台上有防护阵法,如果这样的剑痕落在身上,甚至能割伤经脉。但是殷璧越全然避开了,所以同样令人赞叹。
何来没有想到这一剑会被完全避开。
他心中微感失落,但他不止精于一剑,而殷璧越不可能避过每一剑。
于是不待殷璧越身形站稳,何来手中持剑,足尖轻点,随剑向前刺去。
他就像一只凌空振翅的白鹤,身形凭空高高跃起,轻盈至极。
“好一个‘上青云’!”
出言赞叹的人是一位抱朴宗长老,站在他身后的亲传弟子们纷纷附和。
好风凭借力,送我上青云。
‘上青云’是抱朴宗的身法,名声不输八卦剑。何来此时能完美的与剑势一并施展出来,应对殷璧越精妙的‘踏山河’。不止是抱朴宗感到自豪,就连青麓剑派的弟子也心生佩服。
不仅如此,随着他身形拔高后,再俯冲向前,气流激荡,尘埃四散。手中的剑越来越明亮,像是反射了夏日最刺目的日光,立刻要燃烧起来。
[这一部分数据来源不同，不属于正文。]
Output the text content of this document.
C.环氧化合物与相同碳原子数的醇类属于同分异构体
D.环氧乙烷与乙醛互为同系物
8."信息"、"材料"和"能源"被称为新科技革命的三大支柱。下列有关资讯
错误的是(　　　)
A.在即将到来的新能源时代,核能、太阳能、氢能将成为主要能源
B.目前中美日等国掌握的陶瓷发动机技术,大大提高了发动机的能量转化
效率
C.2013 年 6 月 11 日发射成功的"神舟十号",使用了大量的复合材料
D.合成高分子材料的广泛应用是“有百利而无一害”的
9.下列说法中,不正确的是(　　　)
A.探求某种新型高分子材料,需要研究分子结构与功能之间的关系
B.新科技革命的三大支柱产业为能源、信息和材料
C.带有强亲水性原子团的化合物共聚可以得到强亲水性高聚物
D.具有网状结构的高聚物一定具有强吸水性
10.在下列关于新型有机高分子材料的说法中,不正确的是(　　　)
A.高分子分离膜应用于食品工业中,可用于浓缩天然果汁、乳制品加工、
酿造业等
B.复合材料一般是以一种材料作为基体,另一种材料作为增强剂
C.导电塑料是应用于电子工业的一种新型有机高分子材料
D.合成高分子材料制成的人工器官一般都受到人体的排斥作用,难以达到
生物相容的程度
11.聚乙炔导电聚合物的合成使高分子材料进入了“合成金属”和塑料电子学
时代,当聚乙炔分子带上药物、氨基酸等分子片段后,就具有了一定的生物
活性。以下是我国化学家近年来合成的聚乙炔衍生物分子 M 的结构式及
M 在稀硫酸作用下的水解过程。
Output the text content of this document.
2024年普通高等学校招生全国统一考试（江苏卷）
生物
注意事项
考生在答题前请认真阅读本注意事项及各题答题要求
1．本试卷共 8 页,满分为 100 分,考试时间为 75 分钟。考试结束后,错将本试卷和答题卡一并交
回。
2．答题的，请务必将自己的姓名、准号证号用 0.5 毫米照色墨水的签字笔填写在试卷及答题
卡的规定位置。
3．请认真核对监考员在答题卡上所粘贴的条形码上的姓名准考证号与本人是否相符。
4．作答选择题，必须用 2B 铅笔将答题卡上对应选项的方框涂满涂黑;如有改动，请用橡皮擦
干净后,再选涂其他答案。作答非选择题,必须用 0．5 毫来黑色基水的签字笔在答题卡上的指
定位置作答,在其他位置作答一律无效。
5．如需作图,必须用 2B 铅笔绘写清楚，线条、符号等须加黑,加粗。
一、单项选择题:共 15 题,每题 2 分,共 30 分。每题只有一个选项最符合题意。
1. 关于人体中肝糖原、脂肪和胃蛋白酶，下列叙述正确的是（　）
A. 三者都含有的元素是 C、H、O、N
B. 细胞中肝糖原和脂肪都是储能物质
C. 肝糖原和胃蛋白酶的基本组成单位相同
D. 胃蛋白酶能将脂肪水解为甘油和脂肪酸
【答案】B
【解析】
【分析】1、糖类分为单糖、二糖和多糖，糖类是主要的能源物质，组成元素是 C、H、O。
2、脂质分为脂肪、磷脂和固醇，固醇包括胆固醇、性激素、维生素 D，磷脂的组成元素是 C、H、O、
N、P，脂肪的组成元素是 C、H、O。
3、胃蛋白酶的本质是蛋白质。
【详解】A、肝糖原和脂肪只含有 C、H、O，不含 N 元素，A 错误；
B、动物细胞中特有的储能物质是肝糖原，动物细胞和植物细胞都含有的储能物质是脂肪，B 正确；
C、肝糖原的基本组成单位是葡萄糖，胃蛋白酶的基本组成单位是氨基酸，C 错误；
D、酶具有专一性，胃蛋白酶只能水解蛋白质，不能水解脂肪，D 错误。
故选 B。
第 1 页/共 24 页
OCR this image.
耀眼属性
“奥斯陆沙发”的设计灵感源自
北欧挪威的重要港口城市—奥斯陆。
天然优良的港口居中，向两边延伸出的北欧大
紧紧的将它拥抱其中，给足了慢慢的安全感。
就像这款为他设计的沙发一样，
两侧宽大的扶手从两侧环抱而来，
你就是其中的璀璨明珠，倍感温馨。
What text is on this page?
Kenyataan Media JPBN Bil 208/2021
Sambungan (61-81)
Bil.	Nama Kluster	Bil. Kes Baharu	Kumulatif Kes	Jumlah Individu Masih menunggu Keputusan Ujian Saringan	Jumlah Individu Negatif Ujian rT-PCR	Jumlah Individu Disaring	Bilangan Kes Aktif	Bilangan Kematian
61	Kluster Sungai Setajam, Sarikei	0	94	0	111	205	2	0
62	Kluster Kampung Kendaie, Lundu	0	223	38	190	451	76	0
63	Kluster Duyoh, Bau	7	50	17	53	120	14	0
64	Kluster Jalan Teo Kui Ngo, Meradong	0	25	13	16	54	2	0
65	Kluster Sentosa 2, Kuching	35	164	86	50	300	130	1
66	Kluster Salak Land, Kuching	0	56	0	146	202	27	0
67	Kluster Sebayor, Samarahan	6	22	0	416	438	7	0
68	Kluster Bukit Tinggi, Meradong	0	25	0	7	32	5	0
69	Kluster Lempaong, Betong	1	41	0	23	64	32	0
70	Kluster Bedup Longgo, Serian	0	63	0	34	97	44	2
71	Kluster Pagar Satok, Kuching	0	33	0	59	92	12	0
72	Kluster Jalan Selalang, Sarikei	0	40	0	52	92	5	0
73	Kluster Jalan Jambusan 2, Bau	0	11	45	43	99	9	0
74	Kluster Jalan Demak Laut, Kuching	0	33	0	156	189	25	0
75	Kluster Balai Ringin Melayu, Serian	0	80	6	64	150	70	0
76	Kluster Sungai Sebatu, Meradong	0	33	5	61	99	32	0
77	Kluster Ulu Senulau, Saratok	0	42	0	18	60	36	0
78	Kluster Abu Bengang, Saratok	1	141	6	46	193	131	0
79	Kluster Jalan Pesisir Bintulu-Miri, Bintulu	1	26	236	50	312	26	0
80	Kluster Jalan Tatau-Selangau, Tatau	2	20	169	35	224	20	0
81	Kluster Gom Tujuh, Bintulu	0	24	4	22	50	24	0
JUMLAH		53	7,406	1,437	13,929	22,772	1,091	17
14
离台最近的弟子,已经感到一阵热浪,透过防护阵法,扑面而来。
擂台边的榆树,枝叶被热浪翻卷,甚至冒出青烟。
剑过之处,真元磅礴,四野皆燃!
剑尖所指,是手持枯枝的白发少年。
看台上已有小乘境的长老为殷璧越感到遗憾,“天赋不错,身法是快,可惜境界差距果然如天堑鸿沟,徒呼奈何!”
几乎每个人都是这样想的。
整座擂台已在剑势笼罩下,要怎样的身法才能完全避开这一剑?
只有下台。
洛明川面色不变,然而手心已浸满冷汗。
出乎意料的,殷璧越没有动,他举起了手中的枯枝。他已经验证了心中的猜想,自然不必再退。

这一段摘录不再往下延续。